Richard Earl Leong Yu Ralya presents a series of five large canvases and four works on paper. All feature an interplay of cloud-rust-photographic emulsion backgrounds dominated by epic tangles of calligraphic brush strokes. "Divine Contortions" on paper hark back to his earlier explorations of repeating undulations, stacked waves and layered coils of incense smoke.
For "Libelous Wit," Ralya has traded in the graphical sensibility of this earlier style for a stencil-based strategy. His lines remain exquisite, evoking intestinal tracts, the sinewy vines of art nouveau decorative motifs, and ancient Filipino "ali bata" script. But their interiors are now organic surfaces that appear to react to themselves, based perhaps in salt, blood and watercolor. Where the cloud edges curve, the brush gathers density and drips appear, and they cascade down the pure white of the background.
The drips disrupt the flatland that most of his prior work operates in by forcing perception of a foreground, and link to another theme that has always been present in his work: weight and gravity. Whether rendering stoic figures in free fall, or giving the frame a definite bottom with an accumulation of his waves, Ralya is always playing with underlying structures of axis and field effects.
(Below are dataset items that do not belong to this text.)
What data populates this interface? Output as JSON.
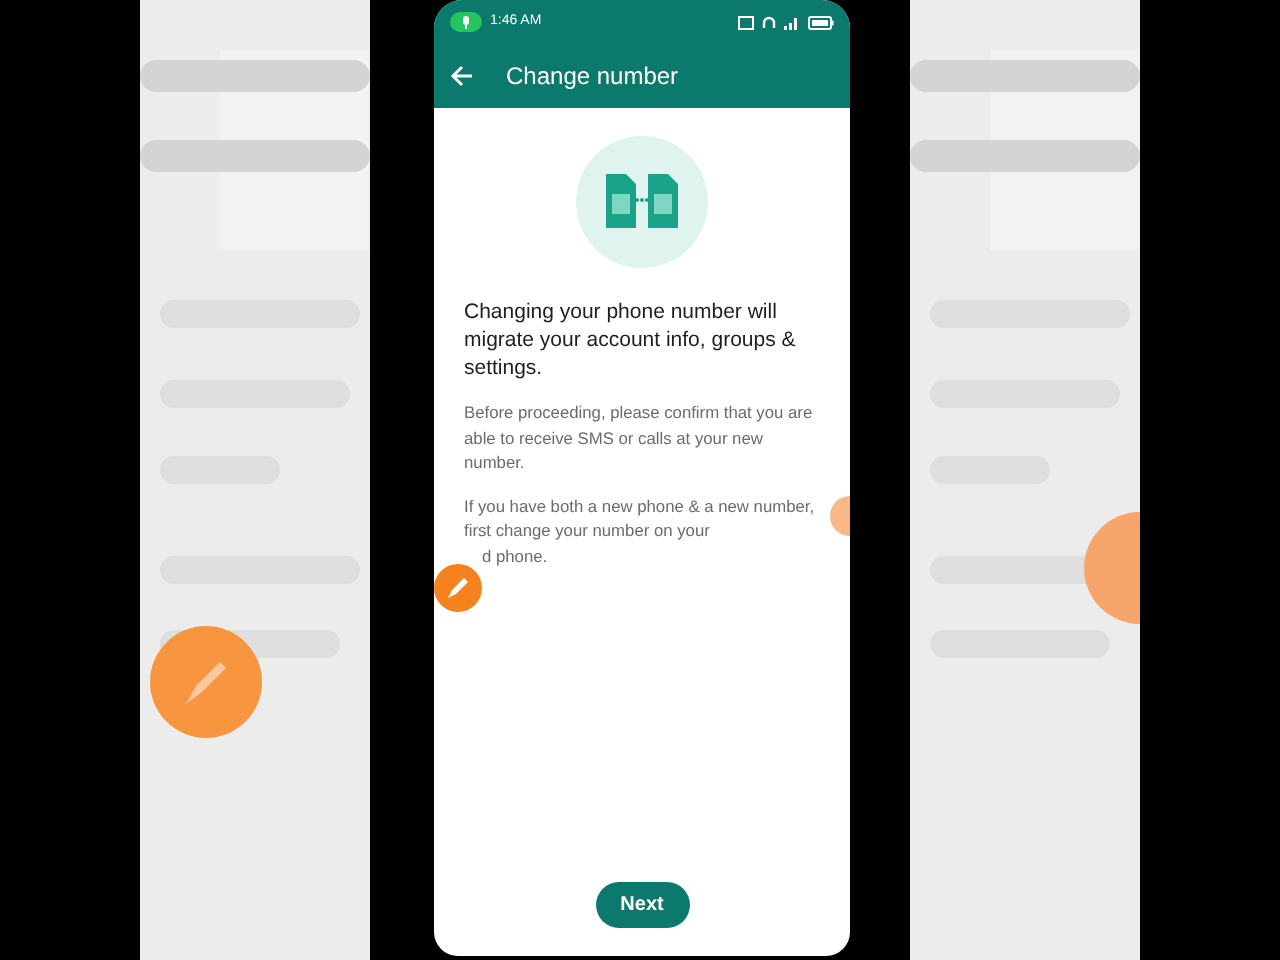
{
  "status_bar": {
    "time": "1:46 AM"
  },
  "app_bar": {
    "title": "Change number"
  },
  "heading": "Changing your phone number will migrate your account info, groups & settings.",
  "paragraphs": [
    "Before proceeding, please confirm that you are able to receive SMS or calls at your new number.",
    "If you have both a new phone & a new number, first change your number on your"
  ],
  "covered_tail": "d phone.",
  "next_button": {
    "label": "Next"
  }
}
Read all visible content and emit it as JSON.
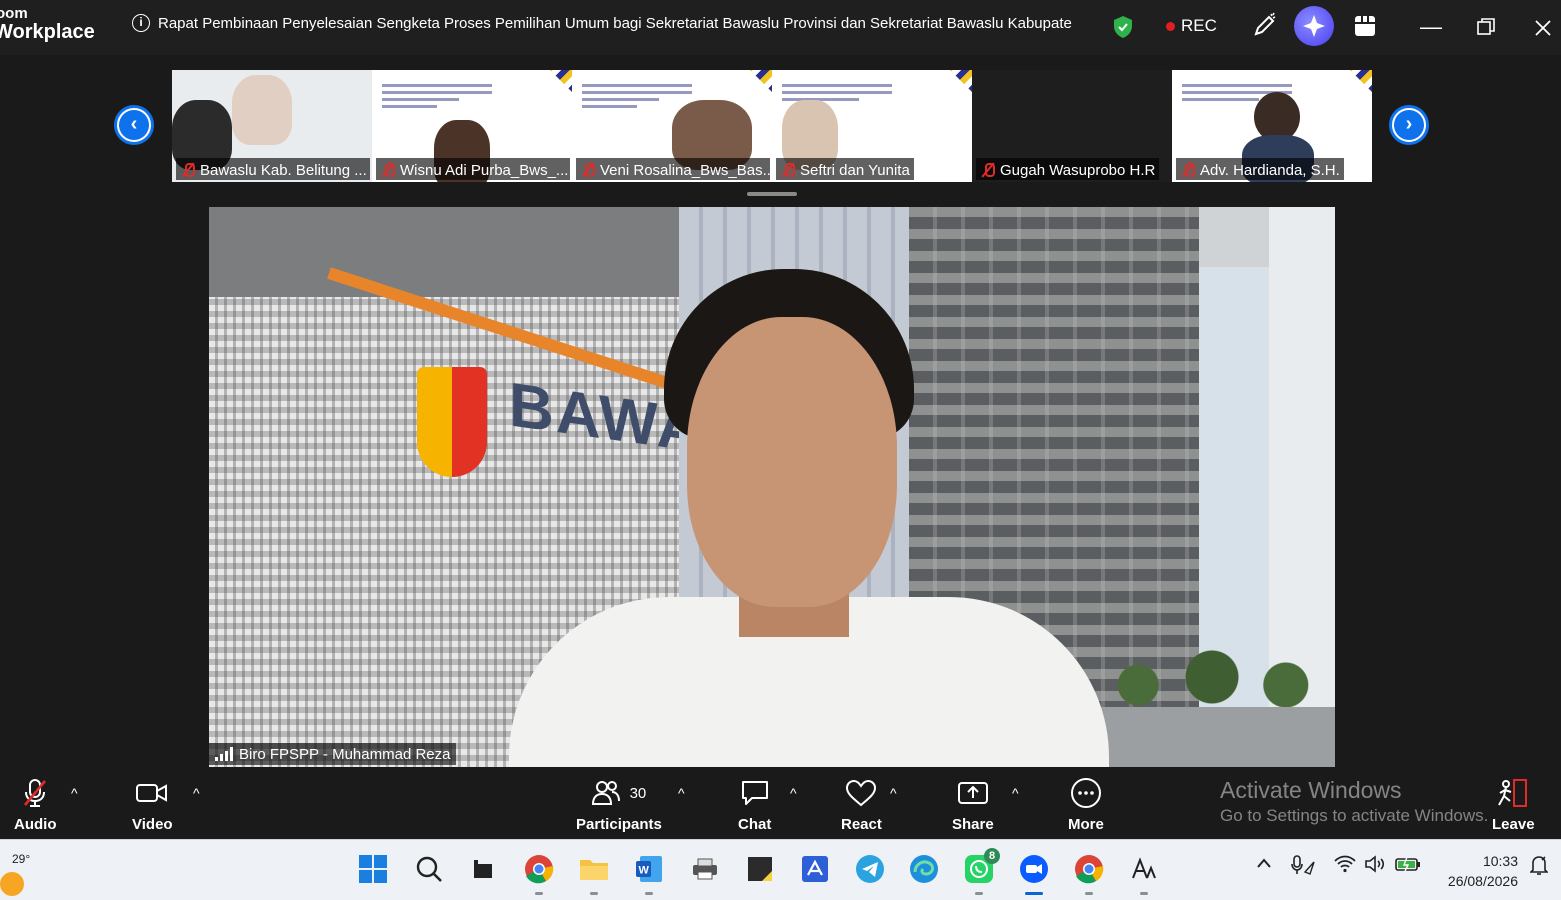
{
  "app": {
    "brand_line1": "oom",
    "brand_line2": "Workplace",
    "meeting_title": "Rapat Pembinaan Penyelesaian Sengketa Proses Pemilihan Umum bagi Sekretariat Bawaslu Provinsi dan Sekretariat Bawaslu Kabupaten/Ko",
    "rec_label": "REC"
  },
  "filmstrip": {
    "tiles": [
      {
        "name": "Bawaslu Kab. Belitung ..."
      },
      {
        "name": "Wisnu Adi Purba_Bws_..."
      },
      {
        "name": "Veni Rosalina_Bws_Bas..."
      },
      {
        "name": "Seftri dan Yunita"
      },
      {
        "name": "Gugah Wasuprobo H.R"
      },
      {
        "name": "Adv. Hardianda, S.H."
      }
    ]
  },
  "main_video": {
    "speaker_name": "Biro FPSPP - Muhammad Reza",
    "background_logo_text": "BAWASLU"
  },
  "toolbar": {
    "audio_label": "Audio",
    "video_label": "Video",
    "participants_label": "Participants",
    "participants_count": "30",
    "chat_label": "Chat",
    "react_label": "React",
    "share_label": "Share",
    "more_label": "More",
    "leave_label": "Leave"
  },
  "watermark": {
    "line1": "Activate Windows",
    "line2": "Go to Settings to activate Windows."
  },
  "taskbar": {
    "temperature": "29°",
    "whatsapp_badge": "8",
    "time": "10:33",
    "date": "26/08/2026"
  },
  "colors": {
    "zoom_blue": "#0e72ed",
    "rec_red": "#e02020",
    "shield_green": "#2fb24c",
    "muted_red": "#e02b2b"
  }
}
Centered on powerful, wide brush strokes that mingle pink and white in intimate tactile folds, the paintings are far more spontaneous than the paper works and any of Ralya’s previous efforts. Though each fleshy glyph in the "Slow and Long" series is in clear focus against softly glowing backgrounds of accumulated rust and weathered metal, there is evidence of an ongoing battle. Close inspection reveals echoes of Ralya’s earlier gestures, faded like a history of erasures on a chalkboard.
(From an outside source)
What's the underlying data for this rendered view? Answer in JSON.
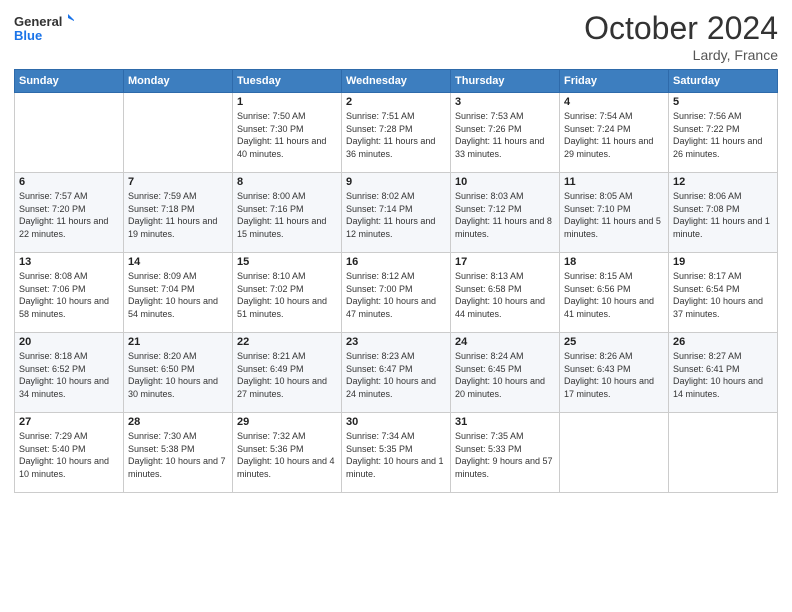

"Orpheus Lament No. 2" and the four paintings in the "Slow and Long" series all pull the same trick of running the drips up the canvas instead of down, and the results are effective. The verticals of the anti-drips remind one of the stems of musical notes that are joined not in neat rows of dots marking out notes, but a great maelstrom of color that represents the orchestra itself.
Ralya states that "Orpheus Lament" marked the birth of the process that produced the other four paintings, and in it one can see less aggressive approaches to mingling the white and pink, the alluvial earth-colored backgrounds rich in random cracks, bubbles and traces of resistance that his different paints encounter in each other. These techniques, together with an almost raku-fired glaze effect, serve as the visual keys to "Slow and Long."
Ralya loves anagrams — rearrangements of letters that yield new words and phrases — and it is this variation on a theme that unites the show. Though some might say that all of the work looks the same because it iterates on a process, consider the difference between one Monday night of football and another, one NASCAR race and the next, or any two collaborations between Kanye West and anyone else. Ralya is only as guilty of repetition as the viewer is lazy.
Plummeting into this breach, few among us realize how much patience it takes to even attempt to make art, let alone how much it takes to try to truly appreciate it. So take advantage of their environs, during those sunset hours when thirtynine’s interior space serves as a huge gorgeous lobby for the lanai. The minimalist white furniture will be perfectly arranged with flowers, lit candles and drink menus awaiting you.
In this context, Ralya’s paintings are magical, weighty and, above all, serious. Get your drink, admire, nod, check in, but take your time to study these works carefully. Absorb the details; track the interactions of color, light and depth. You will be rewarded for the attention you pay in the form of recognizing that other people have mastered unity, surfaces, flows and gestures — all on your behalf.